It wasn’t long after when Danvell decided to have the ears of his entire staff checked. On the day of the championship shotmarl competition, an Elf was found. She was a middle-aged woman with curly brown hair that hung to her shoulders, completely covering her ears. Although she looked more motherly than dangerous, they’d already restrained her hands behind her back before bringing her to the King, even bound her ankles together. Danvell took no risks, not when she could be a psychic.

“Let me see her ears,” he said.

One of the guards who’d escorted her used both hands to part her hair, showing one long Elven ear pinned to the side of her head.

“Where does she work, and how long has she been here?” Danvell asked his guards.

But the woman answered for herself. “I spend my days in the kitchen. I’ve been doing so for three years.”

“Who are you?” the King demanded. “And what are you doing in Goldram?”

“You set something in motion with your inquisitions about Fatholl.” She spoke with scorn. “You’ve started to unravel the thread, and now it’s coming undone on its own. You’ve made this more difficult for me, finding me before I was ready to be found, but that won’t stop anything.”

Her eyes narrowed, and her lips pressed together.
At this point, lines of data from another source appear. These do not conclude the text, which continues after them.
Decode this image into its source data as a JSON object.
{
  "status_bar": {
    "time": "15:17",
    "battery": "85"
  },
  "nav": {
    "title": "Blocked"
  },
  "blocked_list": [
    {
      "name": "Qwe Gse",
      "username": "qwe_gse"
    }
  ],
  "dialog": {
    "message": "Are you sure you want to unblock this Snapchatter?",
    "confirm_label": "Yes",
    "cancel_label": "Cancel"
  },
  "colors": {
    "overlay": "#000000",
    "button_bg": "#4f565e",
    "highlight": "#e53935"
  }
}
Suddenly, every guard surrounding her began to scream and collapse.

“To answer your questions, I’m Sval, and what I’m doing in Goldram is serving Fatholl.”

She calmly lowered herself until she was sitting on the ground, the guards still screaming in agony. She tilted her body and brought her bound hands under her feet. With them now in front of her, she stood and walked over to the nearest guard. When she began to reach for the sword on his belt as he writhed on the ground, Danvell’s wits finally returned.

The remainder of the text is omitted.